Insert picture description here

class DIN(torch.nn.Module):
    def __init__(self, features, history_features, target_features, mlp_params, attention_mlp_params):
        super().__init__()
        self.features = features
        self.history_features = history_features
        self.target_features = target_features
        #  The number of historical behavior characteristics 
        self.num_history_features = len(history_features)
        #  Calculate all the dim
        self.all_dims = sum([fea.embed_dim for fea in features + history_features + target_features])
        
        #  structure Embeding layer 
        self.embedding = EmbeddingLayer(features + history_features + target_features)
        #  Build attention layer 
        self.attention_layers = nn.ModuleList(
            [ActivationUnit(fea.embed_dim, **attention_mlp_params) for fea in self.history_features])
        self.mlp = MLP(self.all_dims, activation="dice", **mlp_params)

    def forward(self, x):
        embed_x_features = self.embedding(x, self.features)
        embed_x_history = self.embedding(x, self.history_features)
        embed_x_target = self.embedding(x, self.target_features)

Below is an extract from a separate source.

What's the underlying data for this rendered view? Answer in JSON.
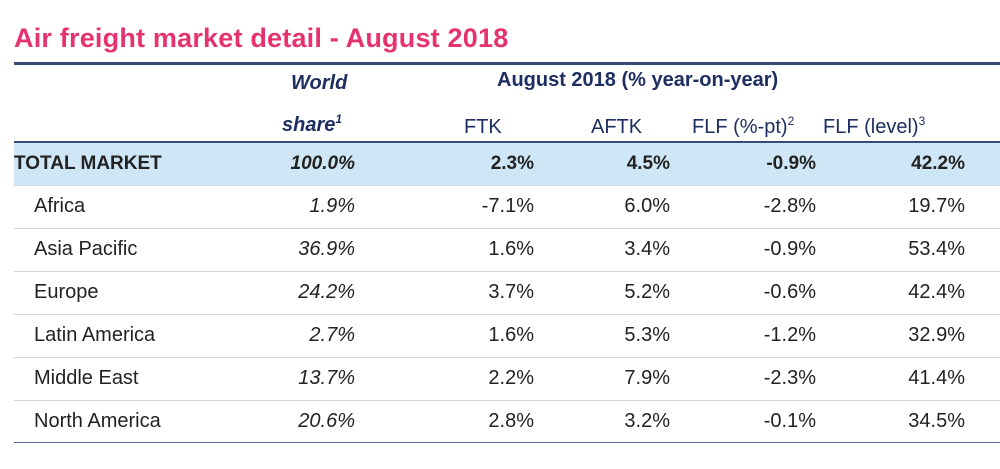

        attention_pooling = []
        for i in range(self.num_history_features):
            attention_seq = self.attention_layers[i](embed_x_history[:, i, :, :], embed_x_target[:, i, :])

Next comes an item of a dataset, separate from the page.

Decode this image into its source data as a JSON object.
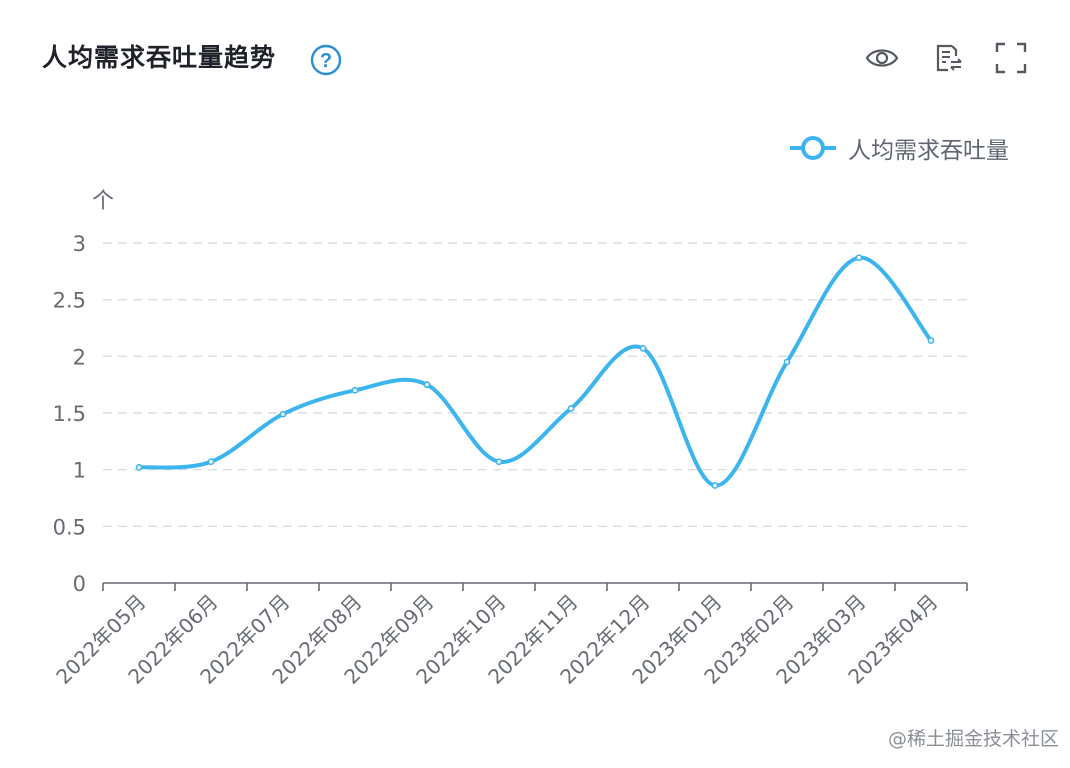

            attention_pooling.append(attention_seq.unsqueeze(1)) 
        # SUM Pooling
        attention_pooling = torch.cat(attention_pooling, dim=1)

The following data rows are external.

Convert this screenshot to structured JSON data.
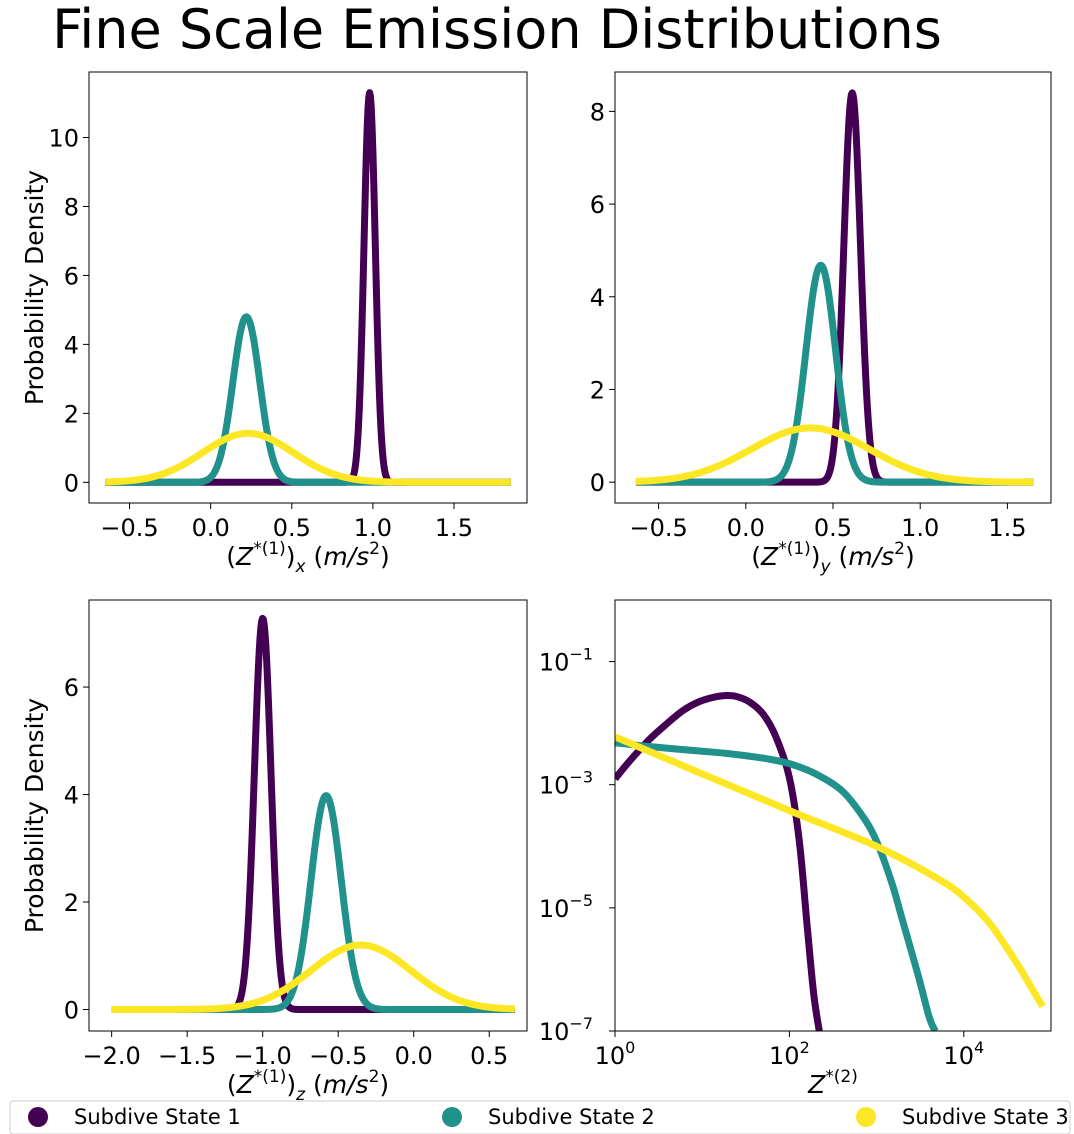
{
  "figure": {
    "title": "Fine Scale Emission Distributions",
    "legend": [
      {
        "label": "Subdive State 1",
        "color": "#440154"
      },
      {
        "label": "Subdive State 2",
        "color": "#21918c"
      },
      {
        "label": "Subdive State 3",
        "color": "#fde725"
      }
    ]
  },
  "chart_data": [
    {
      "type": "line",
      "panel": "top-left",
      "xlabel_base": "(Z",
      "xlabel_sup": "*(1)",
      "xlabel_close": ")",
      "xlabel_sub": "x",
      "xlabel_unit": "(m/s",
      "xlabel_unit_sup": "2",
      "xlabel_unit_close": ")",
      "ylabel": "Probability Density",
      "xlim": [
        -0.75,
        1.95
      ],
      "ylim": [
        -0.6,
        11.9
      ],
      "xticks": [
        -0.5,
        0.0,
        0.5,
        1.0,
        1.5
      ],
      "xtick_labels": [
        "−0.5",
        "0.0",
        "0.5",
        "1.0",
        "1.5"
      ],
      "yticks": [
        0,
        2,
        4,
        6,
        8,
        10
      ],
      "ytick_labels": [
        "0",
        "2",
        "4",
        "6",
        "8",
        "10"
      ],
      "x_range": [
        -0.65,
        1.85
      ],
      "series": [
        {
          "name": "Subdive State 1",
          "color": "#440154",
          "mean": 0.98,
          "std": 0.035,
          "peak": 11.3
        },
        {
          "name": "Subdive State 2",
          "color": "#21918c",
          "mean": 0.22,
          "std": 0.083,
          "peak": 4.8
        },
        {
          "name": "Subdive State 3",
          "color": "#fde725",
          "mean": 0.23,
          "std": 0.28,
          "peak": 1.42
        }
      ]
    },
    {
      "type": "line",
      "panel": "top-right",
      "xlabel_base": "(Z",
      "xlabel_sup": "*(1)",
      "xlabel_close": ")",
      "xlabel_sub": "y",
      "xlabel_unit": "(m/s",
      "xlabel_unit_sup": "2",
      "xlabel_unit_close": ")",
      "ylabel": "",
      "xlim": [
        -0.75,
        1.75
      ],
      "ylim": [
        -0.45,
        8.85
      ],
      "xticks": [
        -0.5,
        0.0,
        0.5,
        1.0,
        1.5
      ],
      "xtick_labels": [
        "−0.5",
        "0.0",
        "0.5",
        "1.0",
        "1.5"
      ],
      "yticks": [
        0,
        2,
        4,
        6,
        8
      ],
      "ytick_labels": [
        "0",
        "2",
        "4",
        "6",
        "8"
      ],
      "x_range": [
        -0.63,
        1.65
      ],
      "series": [
        {
          "name": "Subdive State 1",
          "color": "#440154",
          "mean": 0.61,
          "std": 0.048,
          "peak": 8.4
        },
        {
          "name": "Subdive State 2",
          "color": "#21918c",
          "mean": 0.43,
          "std": 0.085,
          "peak": 4.68
        },
        {
          "name": "Subdive State 3",
          "color": "#fde725",
          "mean": 0.37,
          "std": 0.34,
          "peak": 1.17
        }
      ]
    },
    {
      "type": "line",
      "panel": "bottom-left",
      "xlabel_base": "(Z",
      "xlabel_sup": "*(1)",
      "xlabel_close": ")",
      "xlabel_sub": "z",
      "xlabel_unit": "(m/s",
      "xlabel_unit_sup": "2",
      "xlabel_unit_close": ")",
      "ylabel": "Probability Density",
      "xlim": [
        -2.15,
        0.75
      ],
      "ylim": [
        -0.4,
        7.62
      ],
      "xticks": [
        -2.0,
        -1.5,
        -1.0,
        -0.5,
        0.0,
        0.5
      ],
      "xtick_labels": [
        "−2.0",
        "−1.5",
        "−1.0",
        "−0.5",
        "0.0",
        "0.5"
      ],
      "yticks": [
        0,
        2,
        4,
        6
      ],
      "ytick_labels": [
        "0",
        "2",
        "4",
        "6"
      ],
      "x_range": [
        -2.0,
        0.67
      ],
      "series": [
        {
          "name": "Subdive State 1",
          "color": "#440154",
          "mean": -1.0,
          "std": 0.055,
          "peak": 7.28
        },
        {
          "name": "Subdive State 2",
          "color": "#21918c",
          "mean": -0.58,
          "std": 0.1,
          "peak": 3.98
        },
        {
          "name": "Subdive State 3",
          "color": "#fde725",
          "mean": -0.35,
          "std": 0.33,
          "peak": 1.2
        }
      ]
    },
    {
      "type": "line",
      "panel": "bottom-right",
      "scale": "log-log",
      "xlabel_base": "Z",
      "xlabel_sup": "*(2)",
      "ylabel": "",
      "xlim": [
        1,
        100000
      ],
      "ylim": [
        1e-07,
        1
      ],
      "xticks": [
        1,
        100,
        10000
      ],
      "xtick_bases": [
        "10",
        "10",
        "10"
      ],
      "xtick_exps": [
        "0",
        "2",
        "4"
      ],
      "yticks": [
        0.1,
        0.001,
        1e-05,
        1e-07
      ],
      "ytick_bases": [
        "10",
        "10",
        "10",
        "10"
      ],
      "ytick_exps": [
        "−1",
        "−3",
        "−5",
        "−7"
      ],
      "series": [
        {
          "name": "Subdive State 1",
          "color": "#440154",
          "x": [
            1,
            1.5,
            2.5,
            4,
            6,
            9,
            13,
            18,
            25,
            35,
            50,
            70,
            100,
            130,
            160,
            190,
            220
          ],
          "y": [
            0.00125,
            0.0025,
            0.0055,
            0.01,
            0.016,
            0.022,
            0.026,
            0.028,
            0.027,
            0.022,
            0.014,
            0.006,
            0.0013,
            0.00012,
            5e-06,
            4e-07,
            1e-07
          ]
        },
        {
          "name": "Subdive State 2",
          "color": "#21918c",
          "x": [
            1,
            2,
            5,
            10,
            20,
            50,
            100,
            200,
            400,
            700,
            1000,
            1500,
            2000,
            3000,
            4000,
            4700
          ],
          "y": [
            0.0048,
            0.0043,
            0.0038,
            0.0035,
            0.0032,
            0.0027,
            0.0022,
            0.0015,
            0.0008,
            0.0003,
            0.00012,
            2.5e-05,
            6e-06,
            8e-07,
            1.7e-07,
            1e-07
          ]
        },
        {
          "name": "Subdive State 3",
          "color": "#fde725",
          "x": [
            1,
            10,
            100,
            1000,
            5000,
            10000,
            20000,
            40000,
            60000,
            80000
          ],
          "y": [
            0.006,
            0.0015,
            0.00038,
            0.0001,
            3e-05,
            1.5e-05,
            5.5e-06,
            1.3e-06,
            5e-07,
            2.5e-07
          ]
        }
      ]
    }
  ]
}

        # Concat & Flatten
        mlp_in = torch.cat([
            attention_pooling.flatten(start_dim=1),
            embed_x_target.flatten(start_dim=1),
            embed_x_features.flatten(start_dim=1)
        ], dim=1)
        
        #  Can be introduced into [80, 200]
        y = self.mlp(mlp_in)
        
        #  This is used in the code sigmoid(1)+BCELoss, Effect and the DIN Model softmax(2)+CELoss similar 
        return torch.sigmoid(y.squeeze(1))

Four 、 A few questions

DIN The model is widely used in industry , You are free to check the data to see how this model is used in specific practice ？
For example, whether the behavior sequence is reasonable , If the time interval is long, should it be divided into several sections ？
For example, it would be better if the attention mechanism could be changed to another way of calculating attention ？( We also know that the way attention works is not just DNN This kind of ), Another example is whether attention weight should be added softmax？